Jill Wieber Lens (05JD)
Dorothy M. Willie Professor in Excellence
Jill Wieber Lens, an expert on reproductive justice, joined the faculty in August 2024. Lens’ research encompasses multiple legal facets including health law, tort law, remedies, bioethics, informed consent, criminal law, and reproductive rights; she is also a leading legal expert on stillbirth. Lens spent several years in St. Louis practicing commercial and appellate litigation before being appointed to the faculty at Baylor University School of Law. In 2018, she joined the University of Arkansas School of Law, where she served as the Robert A. Leflar Professor of Law and Associate Dean of Research and Faculty Development. Her recent work has appeared in the Michigan Law Review, Georgetown Law Journal, Vanderbilt Law Review, and UC Davis Law Review, and her popular writing has appeared in the New York Times, Slate, and Time.
Hope Metcalf
Clinical Associate Professor
Human rights scholar Hope R. Metcalf will join the faculty in January 2025. Metcalf comes to the University of Iowa after more than 15 years at Yale Law School. From 2014-2024 she served as executive director for the Orville H. Schell, Jr. Center for International Human Rights Law; she also co-taught in the Allard K. Lowenstein International Human Rights Clinic. The Schell Center enables students, faculty, visiting scholars, and the broader institution to conduct research and engage in pressing human rights issues and discussions Prior to Metcalf’s work at the Schell Center, she was director of Yale Law’s Arthur Liman Center for Public Interest Law.
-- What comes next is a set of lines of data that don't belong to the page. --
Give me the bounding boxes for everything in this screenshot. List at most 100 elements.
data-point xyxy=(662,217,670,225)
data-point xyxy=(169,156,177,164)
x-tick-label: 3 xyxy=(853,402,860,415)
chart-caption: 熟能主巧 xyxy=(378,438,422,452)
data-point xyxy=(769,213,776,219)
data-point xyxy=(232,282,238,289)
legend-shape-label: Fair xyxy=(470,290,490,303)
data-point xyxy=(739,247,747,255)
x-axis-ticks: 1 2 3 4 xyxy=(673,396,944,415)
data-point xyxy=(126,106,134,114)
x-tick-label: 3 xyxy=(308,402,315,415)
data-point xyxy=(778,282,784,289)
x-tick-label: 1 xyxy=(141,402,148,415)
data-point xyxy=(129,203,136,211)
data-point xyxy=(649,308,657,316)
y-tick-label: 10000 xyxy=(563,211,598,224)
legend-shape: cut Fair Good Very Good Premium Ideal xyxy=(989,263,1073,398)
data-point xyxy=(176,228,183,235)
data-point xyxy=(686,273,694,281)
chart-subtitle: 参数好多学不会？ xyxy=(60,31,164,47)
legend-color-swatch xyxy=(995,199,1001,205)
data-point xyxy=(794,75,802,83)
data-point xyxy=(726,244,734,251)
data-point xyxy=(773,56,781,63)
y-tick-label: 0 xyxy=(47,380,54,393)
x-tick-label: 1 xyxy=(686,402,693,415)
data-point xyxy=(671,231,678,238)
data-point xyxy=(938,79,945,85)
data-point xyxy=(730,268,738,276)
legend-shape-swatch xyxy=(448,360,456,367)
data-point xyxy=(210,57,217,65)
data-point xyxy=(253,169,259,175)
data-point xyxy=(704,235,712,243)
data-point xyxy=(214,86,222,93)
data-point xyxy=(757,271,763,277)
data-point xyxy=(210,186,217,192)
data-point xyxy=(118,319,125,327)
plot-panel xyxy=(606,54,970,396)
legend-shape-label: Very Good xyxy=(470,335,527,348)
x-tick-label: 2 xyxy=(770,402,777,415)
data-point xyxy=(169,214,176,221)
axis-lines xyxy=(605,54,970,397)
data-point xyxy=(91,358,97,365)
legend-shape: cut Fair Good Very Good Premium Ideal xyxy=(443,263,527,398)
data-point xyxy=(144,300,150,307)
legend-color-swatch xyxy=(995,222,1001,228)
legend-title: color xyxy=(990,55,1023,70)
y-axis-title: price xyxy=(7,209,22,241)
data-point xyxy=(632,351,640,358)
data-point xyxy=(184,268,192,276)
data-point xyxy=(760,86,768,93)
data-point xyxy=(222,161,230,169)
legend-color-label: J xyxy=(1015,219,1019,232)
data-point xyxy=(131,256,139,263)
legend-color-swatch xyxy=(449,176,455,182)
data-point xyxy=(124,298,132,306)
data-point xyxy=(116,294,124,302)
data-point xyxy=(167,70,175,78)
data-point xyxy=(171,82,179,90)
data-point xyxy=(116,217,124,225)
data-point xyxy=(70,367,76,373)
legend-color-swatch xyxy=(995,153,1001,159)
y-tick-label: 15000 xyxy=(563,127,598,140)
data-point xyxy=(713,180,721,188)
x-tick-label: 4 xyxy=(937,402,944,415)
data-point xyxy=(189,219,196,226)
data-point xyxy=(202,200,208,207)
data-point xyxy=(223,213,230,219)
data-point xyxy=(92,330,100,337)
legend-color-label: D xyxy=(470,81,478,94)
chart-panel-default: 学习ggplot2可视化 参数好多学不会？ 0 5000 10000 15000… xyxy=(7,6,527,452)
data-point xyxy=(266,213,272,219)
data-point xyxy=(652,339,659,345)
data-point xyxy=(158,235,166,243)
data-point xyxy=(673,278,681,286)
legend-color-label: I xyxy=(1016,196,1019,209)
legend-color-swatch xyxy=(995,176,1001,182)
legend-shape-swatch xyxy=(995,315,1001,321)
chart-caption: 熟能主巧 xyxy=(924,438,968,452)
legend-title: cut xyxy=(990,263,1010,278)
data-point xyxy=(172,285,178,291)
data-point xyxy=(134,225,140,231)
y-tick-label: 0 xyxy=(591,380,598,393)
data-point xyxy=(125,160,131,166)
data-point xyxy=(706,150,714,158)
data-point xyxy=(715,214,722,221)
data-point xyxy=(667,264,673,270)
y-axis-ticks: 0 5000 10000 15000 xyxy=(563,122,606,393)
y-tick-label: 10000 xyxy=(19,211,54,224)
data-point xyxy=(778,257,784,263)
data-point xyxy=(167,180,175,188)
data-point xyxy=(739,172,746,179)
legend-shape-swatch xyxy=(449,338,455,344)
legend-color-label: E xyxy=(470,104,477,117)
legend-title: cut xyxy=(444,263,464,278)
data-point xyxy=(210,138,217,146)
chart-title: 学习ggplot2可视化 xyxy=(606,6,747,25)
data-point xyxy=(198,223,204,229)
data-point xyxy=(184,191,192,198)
She began her Yale Law career as a fellow there in 2007–2008. Before joining academia, she was an associate attorney at the firms of Debevoise & Plimpton and Wiggin and Dana.
James Toomey
Associate Professor of Law
James Toomey—an expert in health law, bioethics, elder law, and private law—joined the faculty in August 2024. Toomey’s research applies philosophical and empirical methods to essential questions in his areas of expertise. His work has been published in the Virginia Law Review, the North Carolina Law Review, the Harvard Journal on Legislation, the Elder Law Journal, the Journal of Law and the Biosciences, and the American Journal of Law and Medicine, among others. Previously an assistant professor at the Elizabeth Haub School of Law at Pace University and the Climenko Fellow and Lecturer on Law at Harvard Law School, Toomey won the Harvard Distinction in Teaching Award in 2018.